Le travail pourtant, comme le pointe Stéphane, y est quasiment en tout point le même. Cela peut donc être difficile à comprendre. Delphine Latawiec, secrétaire nationale CNE commerce, en convient : "Si l'on se place du point de vue du travailleur, que l'on soit caissière dans un Carrefour express ou dans un hypermarché, c'est un peu pareil..." D'où le sentiment d'injustice. Mais, considère la Secrétaire nationale CNE : "Le système de la franchise est discriminatoire par essence. Les conditions de travail ne sont pas les mêmes et c'est souvent au désavantage des employés des franchisés".
Mais très différentes pour les employeurs
Certains des affiliés du syndicat chrétien lui font d'ailleurs savoir qu'ils sont mécontents. Seulement, comme l'explique la responsable "s'il n'y a pas de rapport de force, on peut difficilement négocier les mêmes avantages". La commission paritaire 201 englobe des situations très différentes : du petit épicier du coin qui a deux employés, au magasin de luxe et jusqu'à l'indépendant qui a plusieurs franchises. "On ne peut pas réclamer la même chose à tous ces patrons", estime Delphine Latawiec.
Pour cette commission paritaire 201, une solution sectorielle n'a donc pu être trouvée. Les discussions se passent alors au niveau des entreprises. Et dans ces commerces, il n'y a quasiment jamais de délégation syndicale, faute d'avoir 50 travailleurs. Les employeurs sont évidemment libres d'accorder l'un ou l'autre avantage à leurs travailleurs dans le cadre de la crise. Certains le font, par exemple en augmentant la valeur des chèques repas.
Impossible de tracer une ligne entre celles qui vont bien et celles qui ne peuvent pas se permettre d'octroyer des primes
Du côté de l'Union des classes moyennes, on souligne que l'accord négocié pour les grandes surfaces "n'est pas transposable aux petits commerces et aux franchisés". Matthieu Dewevre, conseilleur au service d'étude de l'UCM, souligne la différence de réalité entre les grandes surfaces et les autres commerces alimentaires : "Dans la commission paritaire 202, il y a très peu d'entreprises pour beaucoup de salariés. Dans la CP 201, il y a un très grand nombre de commerçants qui vivent des situations très différentes". Mais évidemment, "on ne dissuade pas les employeurs qui ont les moyens d'accorder des avantages. Certains nous ont contactés pour le faire et on les aide", nuance-t-il. Et puis, "ce n'est pas parce qu'une société reste ouverte qu'elle se porte nécessairement bien et c'est impossible au niveau du secteur de tracer une ligne entre celles qui vont bien et celles qui ne peuvent pas se permettre d'octroyer des primes", précise Matthieu Dewevre.

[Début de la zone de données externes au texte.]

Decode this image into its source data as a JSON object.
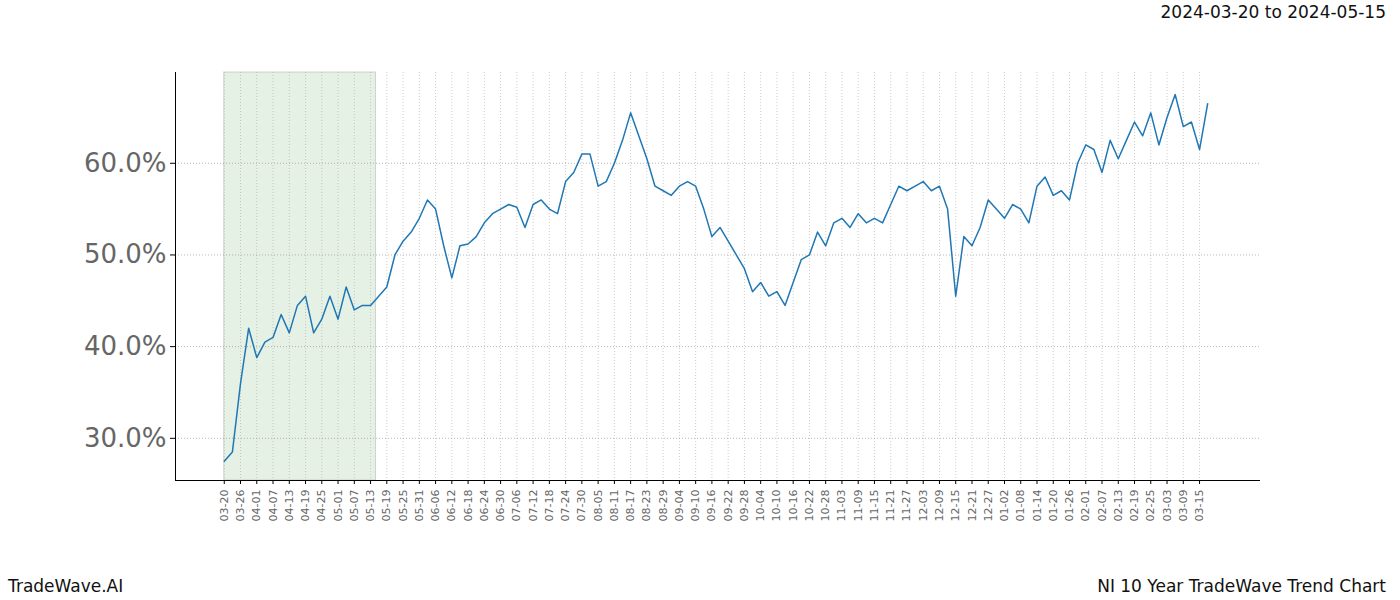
{
  "chart_data": {
    "type": "line",
    "title": "2024-03-20 to 2024-05-15",
    "source": "TradeWave.AI",
    "caption": "NI 10 Year TradeWave Trend Chart",
    "shaded_range": [
      "2024-03-20",
      "2024-05-15"
    ],
    "x": [
      "03-20",
      null,
      "03-26",
      null,
      "04-01",
      null,
      "04-07",
      null,
      "04-13",
      null,
      "04-19",
      null,
      "04-25",
      null,
      "05-01",
      null,
      "05-07",
      null,
      "05-13",
      null,
      "05-19",
      null,
      "05-25",
      null,
      "05-31",
      null,
      "06-06",
      null,
      "06-12",
      null,
      "06-18",
      null,
      "06-24",
      null,
      "06-30",
      null,
      "07-06",
      null,
      "07-12",
      null,
      "07-18",
      null,
      "07-24",
      null,
      "07-30",
      null,
      "08-05",
      null,
      "08-11",
      null,
      "08-17",
      null,
      "08-23",
      null,
      "08-29",
      null,
      "09-04",
      null,
      "09-10",
      null,
      "09-16",
      null,
      "09-22",
      null,
      "09-28",
      null,
      "10-04",
      null,
      "10-10",
      null,
      "10-16",
      null,
      "10-22",
      null,
      "10-28",
      null,
      "11-03",
      null,
      "11-09",
      null,
      "11-15",
      null,
      "11-21",
      null,
      "11-27",
      null,
      "12-03",
      null,
      "12-09",
      null,
      "12-15",
      null,
      "12-21",
      null,
      "12-27",
      null,
      "01-02",
      null,
      "01-08",
      null,
      "01-14",
      null,
      "01-20",
      null,
      "01-26",
      null,
      "02-01",
      null,
      "02-07",
      null,
      "02-13",
      null,
      "02-19",
      null,
      "02-25",
      null,
      "03-03",
      null,
      "03-09",
      null,
      "03-15",
      null
    ],
    "values": [
      27.5,
      28.5,
      36,
      42,
      38.8,
      40.5,
      41,
      43.5,
      41.5,
      44.5,
      45.5,
      41.5,
      43,
      45.5,
      43,
      46.5,
      44,
      44.5,
      44.5,
      45.5,
      46.5,
      50,
      51.5,
      52.5,
      54,
      56,
      55,
      51,
      47.5,
      51,
      51.2,
      52,
      53.5,
      54.5,
      55,
      55.5,
      55.2,
      53,
      55.5,
      56,
      55,
      54.5,
      58,
      59,
      61,
      61,
      57.5,
      58,
      60,
      62.5,
      65.5,
      63,
      60.5,
      57.5,
      57,
      56.5,
      57.5,
      58,
      57.5,
      55,
      52,
      53,
      51.5,
      50,
      48.5,
      46,
      47,
      45.5,
      46,
      44.5,
      47,
      49.5,
      50,
      52.5,
      51,
      53.5,
      54,
      53,
      54.5,
      53.5,
      54,
      53.5,
      55.5,
      57.5,
      57,
      57.5,
      58,
      57,
      57.5,
      55,
      45.5,
      52,
      51,
      53,
      56,
      55,
      54,
      55.5,
      55,
      53.5,
      57.5,
      58.5,
      56.5,
      57,
      56,
      60,
      62,
      61.5,
      59,
      62.5,
      60.5,
      62.5,
      64.5,
      63,
      65.5,
      62,
      65,
      67.5,
      64,
      64.5,
      61.5,
      66.5
    ],
    "color": "#1f77b4",
    "line_style": "solid",
    "ylim": [
      25.4,
      69.9
    ],
    "yticks": [
      {
        "value": 30,
        "label": "30.0%"
      },
      {
        "value": 40,
        "label": "40.0%"
      },
      {
        "value": 50,
        "label": "50.0%"
      },
      {
        "value": 60,
        "label": "60.0%"
      }
    ],
    "grid": true
  }
}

Luc Bormans, le président de l'Aplsia, l’Association professionnelle du libre-service indépendant en alimentation, partage cet avis : "Certaines entreprises peuvent payer une prime à leurs employés mais il ne faut pas généraliser. Tout le monde ne vend pas plus et ce n'est pas parce qu'on vend plus, qu'on gagne plus", résume-t-il.
En Belgique, les enseignes franchisées (qui utilisent contre rémunération une marque pour vendre des produits) sont très nombreuses. Elles représenteraient plus de la moitié du commerce et plus de 30.000 travailleurs.